Scoring for this assignment will be based on correctly constructing the needed Python code and providing the correct results, along with the quality of your analysis. Be sure to follow the instructions exactly and provide all information requested to receive full credit.
Refer to the Python examples that we covered in class for guidance. This assignment will require use of the
Pandas
and
Matplotlib
libraries. Some of the code can be copied and used as a starting point for this assignment, but be careful to make changes where needed. There may be some questions that require a command or parameter that we did not use in class. In this case, you can search the Web for examples or go to specific Web sites (e.g. matplotlib.org). You will also need to find external information for use in 1D.
Case 1: Passengers who sailed on the Titanic.
The CSV file “Titanic1912” contains data about each passenger aboard the HMS Titanic when it sank in 1912. Each record includes whether or not the passenger survived (1 = yes); the pclass (ticket class) they were traveling (1st, 2nd, 3rd); their name, sex, and age; and the fare they paid (in US dollars).
1A. List the names of all passengers over the age of 58 that survived. What percentage of the total number of passengers over the age of 58 is this? Paste your Python code and a copy of the results below.
1B. Create two histograms of age on the same chart. One histogram should be for those passengers that survived, and one for those who perished. The first should have blue bars, and the second yellow bars. Both should use 80 bins, have black edges, and have alpha set to 0.5. Add an appropriate title, axis labels, and a legend. Paste your Python code and a copy of the histogram below. Analyze the two distributions and comment on any similarities and differences.
1C. What is the average fare paid by all passengers? Of only those who survived? Of only those who did not? Paste your Python code and a copy of the results below. Comment on any perceived correlation of fare with survival.
1D. Adjust each fare for inflation. That is, convert the values from 1912 $US to 2021 $US. Save the modified data (all fields) to a new file called “mod.csv” and upload it with your assignment. Provide the source of information you used to find the value needed to adjust the fares for inflation below.
Case 2: Is a set of data values normally distributed?
The CSV file “WeightofMales” contains the weight (in pounds) of 5000 randomly selected adult males in the United States. Analyze how well this data set meets the conditions of normality.
2A. Create a histogram of the data using 60 bins. The bars should be red with blue edges. Add an appropriate title and axis labels. Paste your Python code and a copy of the histogram below. Describe how normal the distribution looks (based on the histogram).
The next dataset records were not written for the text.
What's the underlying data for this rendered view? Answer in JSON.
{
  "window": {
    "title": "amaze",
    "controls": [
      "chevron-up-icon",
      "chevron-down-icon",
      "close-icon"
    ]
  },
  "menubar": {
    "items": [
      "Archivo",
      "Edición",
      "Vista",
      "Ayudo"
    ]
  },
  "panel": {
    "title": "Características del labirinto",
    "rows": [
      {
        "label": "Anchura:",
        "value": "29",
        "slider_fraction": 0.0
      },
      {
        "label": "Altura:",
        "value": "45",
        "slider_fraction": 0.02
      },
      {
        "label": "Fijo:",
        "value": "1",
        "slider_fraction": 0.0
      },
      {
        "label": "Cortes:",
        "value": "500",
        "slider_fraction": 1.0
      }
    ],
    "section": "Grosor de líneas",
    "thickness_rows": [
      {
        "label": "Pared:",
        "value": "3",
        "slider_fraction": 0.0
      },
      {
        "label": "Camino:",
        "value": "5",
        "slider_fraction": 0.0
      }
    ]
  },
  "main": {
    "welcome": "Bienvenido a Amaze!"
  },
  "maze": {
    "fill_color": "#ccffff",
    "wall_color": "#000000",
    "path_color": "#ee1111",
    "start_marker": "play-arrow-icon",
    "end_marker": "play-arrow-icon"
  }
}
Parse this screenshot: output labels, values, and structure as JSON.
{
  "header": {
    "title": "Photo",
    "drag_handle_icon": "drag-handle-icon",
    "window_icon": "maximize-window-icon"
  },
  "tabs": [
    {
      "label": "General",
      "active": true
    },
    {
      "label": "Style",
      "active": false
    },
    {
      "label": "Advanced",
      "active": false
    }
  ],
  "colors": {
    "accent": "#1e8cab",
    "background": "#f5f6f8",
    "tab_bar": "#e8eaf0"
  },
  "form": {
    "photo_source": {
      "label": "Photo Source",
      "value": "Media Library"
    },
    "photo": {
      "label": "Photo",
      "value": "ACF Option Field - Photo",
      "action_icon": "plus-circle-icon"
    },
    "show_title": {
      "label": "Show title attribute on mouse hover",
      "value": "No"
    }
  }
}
2B. Generate a set of descriptive statistics for the data. Paste your Python code and a copy of the output below. What do these statistics tell you about well the data meets the definition of normally distributed data?
2C. Test the distribution of the data set against the empirical rule by calculating the percentage of data points that are 1, 2, and 3 standard deviations away from the mean. Paste your Python code and a copy of the results below. How well does the data seem to meet the empirical rule?
2D. Potential outliers in a data set can be defined as data points that are more than 3 standard deviations away from the mean. Calculate how many data points are potential outliers, then create a list of these potential outliers (the data points themselves). Paste your Python code and a copy of the list below.